Катарина вдруг встала с кровати, отошла на несколько шагов и посмотрел в окно, откуда открывался вид на прилегающую территорию. Несколько патрулей обходили свои посты, сменяя друг друга, после чего расходились в стороны, унося за собой те редкие звуки, что еще говорили о присутствии людей в этом месте.
— Я знаю, что со мной будет, когда правда вылезет наружу, но не боюсь.
— Тебе нужно уходить, скоро твое отсутствие заметят и начнут искать. Потом начнутся вопросы, подозрения. Тебя могут лишить права управления мехом, разжаловать до механика и отобрать будущее, в которое мы все верим.
Женщина улыбнулась.
— А ты сам то веришь в то, что сказал? Неужели за столько лет сила этих убеждений ничуть не ослабла?
Виктор поднялся с кровати. Визит женщины в казарму лишил его остатков сна и теперь ему не хотелось даже думать об этом. Он оделся — накинул легкую пилотную куртку, накрыв ею голое тело и подошел к окну, где в это время стояла женщина. Закурив, он еще долго ничего не говорил.
— Когда я был маленьким и только-только делал первые шаги навстречу своей мечте, все эти высокие материи для меня ровным счетом ничего не значили. Я хотел только одного. Я хотел, чтобы мои гены попали в пул. Эта высшая цель, как путеводная звезда, вела меня за собой на протяжении всей жизни. Все остальное — пустота. Шанс оставить после себя целую плеяду подобных тебе не давала мне покоя много лет. Я хотел всем сердцем стать одним из немногих, чей генетический материал использовался бы в будущем для порождения новых, более сильных воинов. Шел к этому все эти годы, но так и не достиг цели. Обидно, но поделать уже, увы, ничего нельзя. Теперь же, когда шансов нет, для меня не осталось ничего, ради чего еще стоило бы жить. Я иду в бой не ради идеологии, не ради тех высоких идей, которые вдалбливали в нас с самого детства. Вовсе нет. Я просто ничего другого не умею. Это часть меня, часть моего внутреннего мира. Когда я сажусь в кресло пилота и включаю питание, ощущая, как оживает подо мной несколько десятков тонн смертоносной начинки, все остальное отходит на второй план. Я верю в то, что создан был для этого и хочу закончить жизнь именно так.
Женщина обняла Виктора, еще раз поцеловав в ключицу.

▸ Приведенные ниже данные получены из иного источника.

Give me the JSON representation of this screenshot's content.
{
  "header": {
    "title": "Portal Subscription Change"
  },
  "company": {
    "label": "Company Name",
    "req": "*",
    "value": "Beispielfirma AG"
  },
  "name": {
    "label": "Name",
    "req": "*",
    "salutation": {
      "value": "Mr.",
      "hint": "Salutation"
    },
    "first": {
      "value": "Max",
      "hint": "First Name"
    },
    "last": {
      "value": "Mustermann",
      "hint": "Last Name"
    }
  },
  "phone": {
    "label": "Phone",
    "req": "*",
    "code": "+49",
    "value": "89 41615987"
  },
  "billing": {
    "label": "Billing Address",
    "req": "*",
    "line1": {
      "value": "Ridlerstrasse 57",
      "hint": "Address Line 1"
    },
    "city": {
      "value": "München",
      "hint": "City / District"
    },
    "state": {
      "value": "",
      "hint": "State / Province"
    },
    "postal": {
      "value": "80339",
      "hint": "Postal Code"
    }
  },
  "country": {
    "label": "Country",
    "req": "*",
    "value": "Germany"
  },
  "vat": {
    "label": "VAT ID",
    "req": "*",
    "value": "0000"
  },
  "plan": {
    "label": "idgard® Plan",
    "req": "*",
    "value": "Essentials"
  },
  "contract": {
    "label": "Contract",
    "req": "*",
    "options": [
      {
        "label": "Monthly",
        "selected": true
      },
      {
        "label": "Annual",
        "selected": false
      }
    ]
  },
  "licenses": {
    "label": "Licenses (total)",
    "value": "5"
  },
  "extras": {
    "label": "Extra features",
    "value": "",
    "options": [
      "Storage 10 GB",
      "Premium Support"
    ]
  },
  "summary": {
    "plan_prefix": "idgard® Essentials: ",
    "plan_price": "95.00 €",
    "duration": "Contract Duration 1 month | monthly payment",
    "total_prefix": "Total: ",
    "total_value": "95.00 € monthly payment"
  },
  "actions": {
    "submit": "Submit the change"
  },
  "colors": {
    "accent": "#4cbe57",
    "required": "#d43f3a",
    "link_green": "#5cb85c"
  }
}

— Наверное, именно поэтому мы так и никогда не поймем друг друга. Мы слишком разные, в самом плохом смысле этого слова.
Потом она отошла от него, пройдя сквозь нависший табачный дым, устремившись к выходу, но у самой двери остановилась, задержавшись на какие-то считанные секунды.
— Надеюсь, мы с тобой еще долго не расстанемся.
Затем она вышла, быстро исчезнув в коридоре. Ее шагов он так и не услышал. Она незаметно вернулась к себе, так, чтобы никто ничего не заподозрил. Проскользнула через все патрули, словно тень, и уже больше е показывалась, окончательно скрывшись за многочисленными постройками мехбазы.
— Что там у тебя, Виктор, сенсоры ничего толкового не указывают.
— Я не вижу ничего, что могло бы нам помешать продвинуться еще на несколько километров.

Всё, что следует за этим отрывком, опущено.